The last volume of the greatest historical work on modern Mexico, this is a political history of the Porfiriato in its prime and in decay. It begins with Don Porfirio’s return to the presidency in 1884 and ends with his exile in 1911. Its central subject is not the man himself or his policies but the consolidation and exercise of his rule, how he remained the madrugador máximo for more than 25 years, and how he finally fell.
As in the earlier political volumes of this work, the main sources for the narrative are the immense files of the contemporary Mexico City press and the private archives of significant politicians, viz., Rosendo Márquez, Bernardo Reyes, Francisco I. Madero, Samuel Espinosa de los Monteros, and above all Porfirio Díaz himself, whose 675,000 documents now accessible at the University of the Americas inform the whole book. The author’s resort to the press is sometimes excessive and tedious—by his own admission, “immoderate.” But the use of the private papers is careful, skillful, and majestically persuasive. Other notable sources include the Archivo General de la Nación, the Archivo de la Secretaría de la Defensa Nacional, the Archivo de la Secretaría de Relaciones Exteriores, and contemporary political essays.
Sources not open to the author include the private papers of Manuel González, Ramón Corral, and José I. Limantour. Other sources not used—whether or not the author could have seen them, he does not say—are the papers of Manuel Romero Rubio, Rosendo Pineda, Joaquín Baranda, and Teodoro Dehesa, as well as many provincial newspapers, state archives, and material from the U.S. State Department and the foreign ministries of European and other Latin American countries.
The book is organized in three nearly equal parts—“El Último Toque,” in Díaz’s first term back in office, 1884 to 1888; “El Necesariato,” on his tenure through six more reelections, 1888 through 1910; and “La Nota Disonante,” on the resentments and resistances to his power also from 1888 to 1910, culminating in the dissolution of his rule in 1911. Because the author assumes here a definition of politics as the art of manipulating resistance, the topical organization of the last two parts is incongruent with the line of argument. The second part often resounds with “dissonance,” and the third part is thick with the question of Díaz’s indispensability. The book would probably be stronger if the author had kept to a simple chronological presentation, treating politics during Díaz’s prime and then during his dotage.
In summary the author argues that Díaz returned to office in 1884 far from insurmountably powerful, that from the beginning he deliberately played González and Romero Rubio against each other while he rigged the deals for his reelection in 1888, and that henceforth he managed affairs—here are the book’s finest and most original passages —so that no one, not the científicos, not Reyes, and of course not the new breed of Liberals emerging after the turn of the century, could even consistently influence him, much less successfully oppose him or arrange a succession to him. Therefore, as the author demonstrates, Díaz’s increasing age brought on a conflict increasingly difficult to resolve. And political lapses in 1910-11 entailed the collapse of the whole Porfirian regime, releasing all the terrific tensions accumulated in Mexican society for the past 30 years. So whatever it became, the Mexican Revolution started with a political crisis.

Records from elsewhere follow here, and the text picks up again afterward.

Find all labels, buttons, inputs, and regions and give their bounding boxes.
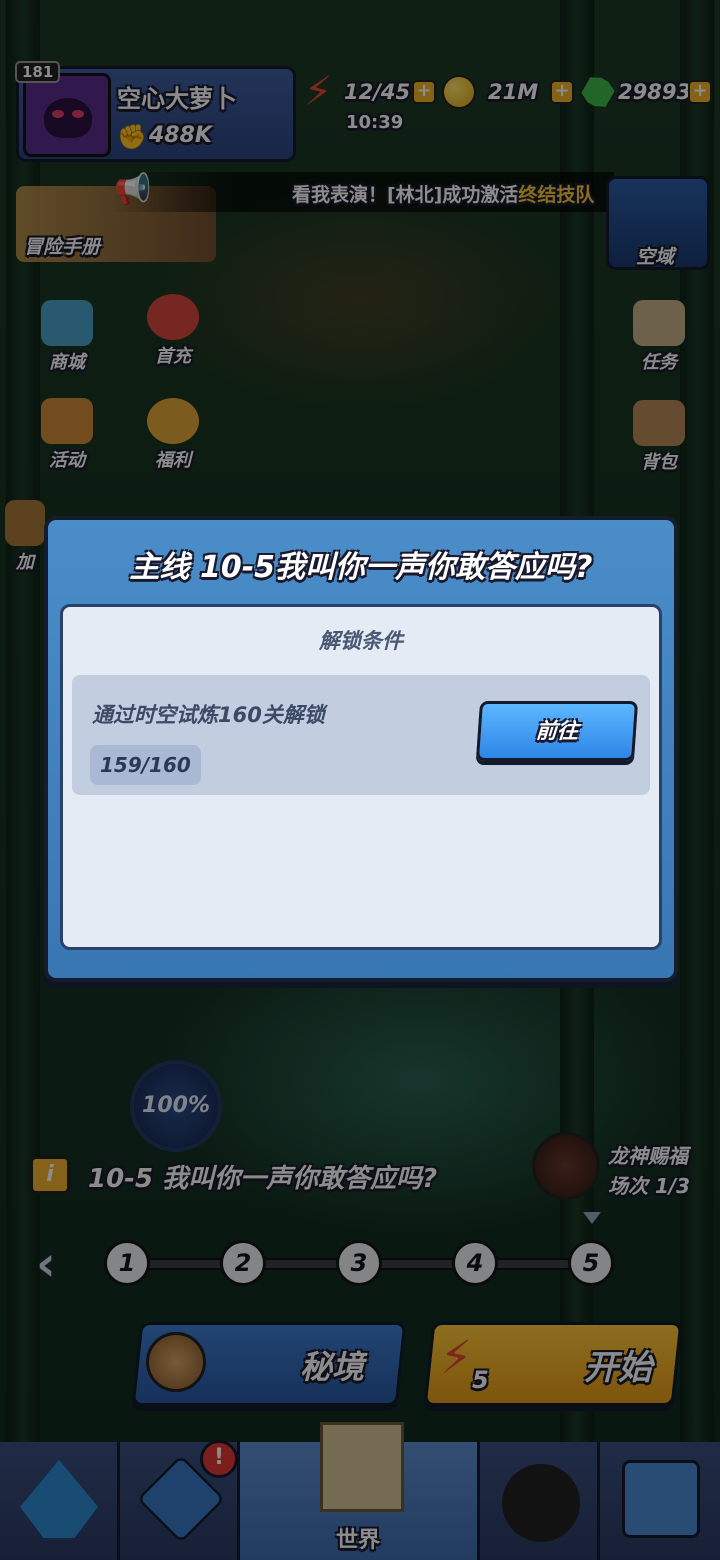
dialog-title: 主线 10-5我叫你一声你敢答应吗? [129,550,593,585]
go-button[interactable]: 前往 [475,701,639,761]
unlock-progress: 159/160 [90,745,201,785]
unlock-heading: 解锁条件 [319,629,403,653]
go-button-label: 前往 [535,719,579,743]
unlock-condition-text: 通过时空试炼160关解锁 [92,703,325,727]
unlock-condition-row: 通过时空试炼160关解锁 159/160 前往 [72,675,650,795]
dialog-body: 解锁条件 通过时空试炼160关解锁 159/160 前往 [60,604,662,950]
unlock-dialog: 主线 10-5我叫你一声你敢答应吗? 解锁条件 通过时空试炼160关解锁 159… [44,516,678,982]
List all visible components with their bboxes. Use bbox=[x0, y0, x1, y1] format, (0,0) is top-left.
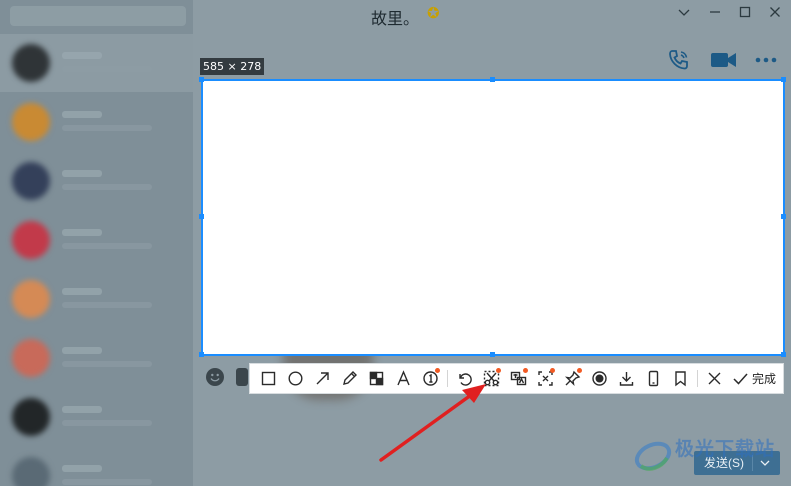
mosaic-tool[interactable] bbox=[363, 365, 390, 392]
chat-list-sidebar bbox=[0, 0, 193, 486]
avatar bbox=[12, 103, 50, 141]
resize-handle-bottom-right[interactable] bbox=[781, 352, 786, 357]
phone-icon bbox=[648, 370, 659, 387]
resize-handle-top-left[interactable] bbox=[199, 77, 204, 82]
done-button[interactable]: 完成 bbox=[728, 370, 780, 387]
chat-name-placeholder bbox=[62, 406, 102, 413]
new-feature-dot bbox=[435, 368, 440, 373]
rectangle-icon bbox=[261, 371, 276, 386]
arrow-tool[interactable] bbox=[309, 365, 336, 392]
record-tool[interactable] bbox=[586, 365, 613, 392]
close-window-icon[interactable] bbox=[766, 5, 784, 23]
record-icon bbox=[592, 371, 607, 386]
resize-handle-left[interactable] bbox=[199, 214, 204, 219]
video-call-icon[interactable] bbox=[710, 48, 736, 72]
avatar bbox=[12, 44, 50, 82]
pencil-icon bbox=[343, 371, 357, 385]
scissors-tool[interactable] bbox=[478, 365, 505, 392]
chat-list-item[interactable] bbox=[0, 93, 193, 151]
chat-preview-placeholder bbox=[62, 420, 152, 426]
new-feature-dot bbox=[550, 368, 555, 373]
undo-tool[interactable] bbox=[451, 365, 478, 392]
toolbar-separator bbox=[447, 370, 448, 387]
avatar bbox=[12, 280, 50, 318]
pin-tool[interactable] bbox=[559, 365, 586, 392]
title-bar: 故里。 ✪ bbox=[0, 0, 791, 32]
avatar bbox=[12, 457, 50, 486]
chat-list-item[interactable] bbox=[0, 388, 193, 446]
bookmark-tool[interactable] bbox=[667, 365, 694, 392]
chat-name-placeholder bbox=[62, 465, 102, 472]
rectangle-tool[interactable] bbox=[255, 365, 282, 392]
number-tool[interactable] bbox=[417, 365, 444, 392]
chat-preview-placeholder bbox=[62, 302, 152, 308]
circle-icon bbox=[288, 371, 303, 386]
text-recognition-tool[interactable] bbox=[532, 365, 559, 392]
chat-title: 故里。 bbox=[371, 9, 420, 28]
avatar bbox=[12, 339, 50, 377]
download-icon bbox=[619, 372, 634, 386]
avatar bbox=[12, 221, 50, 259]
checkmark-icon bbox=[733, 373, 748, 385]
new-feature-dot bbox=[577, 368, 582, 373]
minimize-icon[interactable] bbox=[706, 5, 724, 23]
resize-handle-top[interactable] bbox=[490, 77, 495, 82]
text-icon bbox=[397, 370, 410, 386]
resize-handle-right[interactable] bbox=[781, 214, 786, 219]
ellipse-tool[interactable] bbox=[282, 365, 309, 392]
chat-name-placeholder bbox=[62, 111, 102, 118]
phone-tool[interactable] bbox=[640, 365, 667, 392]
chat-name-placeholder bbox=[62, 52, 102, 59]
gif-icon[interactable] bbox=[236, 368, 248, 386]
done-button-label: 完成 bbox=[752, 372, 777, 386]
chat-list-item[interactable] bbox=[0, 152, 193, 210]
chat-list-item[interactable] bbox=[0, 34, 193, 92]
chat-list-item[interactable] bbox=[0, 447, 193, 486]
pen-tool[interactable] bbox=[336, 365, 363, 392]
chat-preview-placeholder bbox=[62, 479, 152, 485]
text-tool[interactable] bbox=[390, 365, 417, 392]
chat-preview-placeholder bbox=[62, 243, 152, 249]
selection-size-label: 585 × 278 bbox=[200, 58, 265, 75]
star-icon[interactable]: ✪ bbox=[427, 4, 440, 22]
emoji-icon[interactable] bbox=[206, 368, 224, 386]
chat-name-placeholder bbox=[62, 170, 102, 177]
new-feature-dot bbox=[496, 368, 501, 373]
chat-preview-placeholder bbox=[62, 361, 152, 367]
chat-preview-placeholder bbox=[62, 125, 152, 131]
avatar bbox=[12, 398, 50, 436]
chat-list-item[interactable] bbox=[0, 329, 193, 387]
translate-tool[interactable] bbox=[505, 365, 532, 392]
resize-handle-bottom-left[interactable] bbox=[199, 352, 204, 357]
watermark-text: 极光下载站 bbox=[675, 438, 776, 460]
undo-icon bbox=[459, 373, 472, 386]
more-options-icon[interactable] bbox=[754, 48, 780, 72]
chat-preview-placeholder bbox=[62, 184, 152, 190]
new-feature-dot bbox=[523, 368, 528, 373]
chat-name-placeholder bbox=[62, 229, 102, 236]
download-tool[interactable] bbox=[613, 365, 640, 392]
watermark: 极光下载站 bbox=[631, 432, 791, 482]
screenshot-toolbar: 完成 bbox=[249, 363, 784, 394]
watermark-logo-icon bbox=[634, 441, 672, 471]
close-tool[interactable] bbox=[701, 365, 728, 392]
voice-call-icon[interactable] bbox=[667, 48, 693, 72]
arrow-icon bbox=[316, 372, 329, 385]
chat-preview-placeholder bbox=[62, 66, 152, 72]
bookmark-icon bbox=[675, 371, 686, 387]
screenshot-selection-area[interactable] bbox=[201, 79, 785, 356]
close-icon bbox=[708, 372, 721, 385]
resize-handle-bottom[interactable] bbox=[490, 352, 495, 357]
chat-list-item[interactable] bbox=[0, 270, 193, 328]
resize-handle-top-right[interactable] bbox=[781, 77, 786, 82]
mosaic-icon bbox=[369, 371, 384, 386]
toolbar-separator bbox=[697, 370, 698, 387]
maximize-icon[interactable] bbox=[736, 5, 754, 23]
chevron-down-icon[interactable] bbox=[675, 5, 693, 23]
chat-list-item[interactable] bbox=[0, 211, 193, 269]
avatar bbox=[12, 162, 50, 200]
chat-name-placeholder bbox=[62, 347, 102, 354]
chat-name-placeholder bbox=[62, 288, 102, 295]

Because of the author’s abiding concern with manipulation, some questions that were serious issues in Porfirian politics but rather institutional in character do not get serious treatments here, e.g., Díaz’s way with his generals and the bishops. But despite these missing considerations, the author’s explanation of an entire generation’s politics is after all masterful and fascinating. By the strictest standards of modern history, this is altogether a very good book, ingenious, judicious, demanding, and within its limits convincing. In a section of the field where only a couple of other historians have explored deeply before, it is a massive landmark.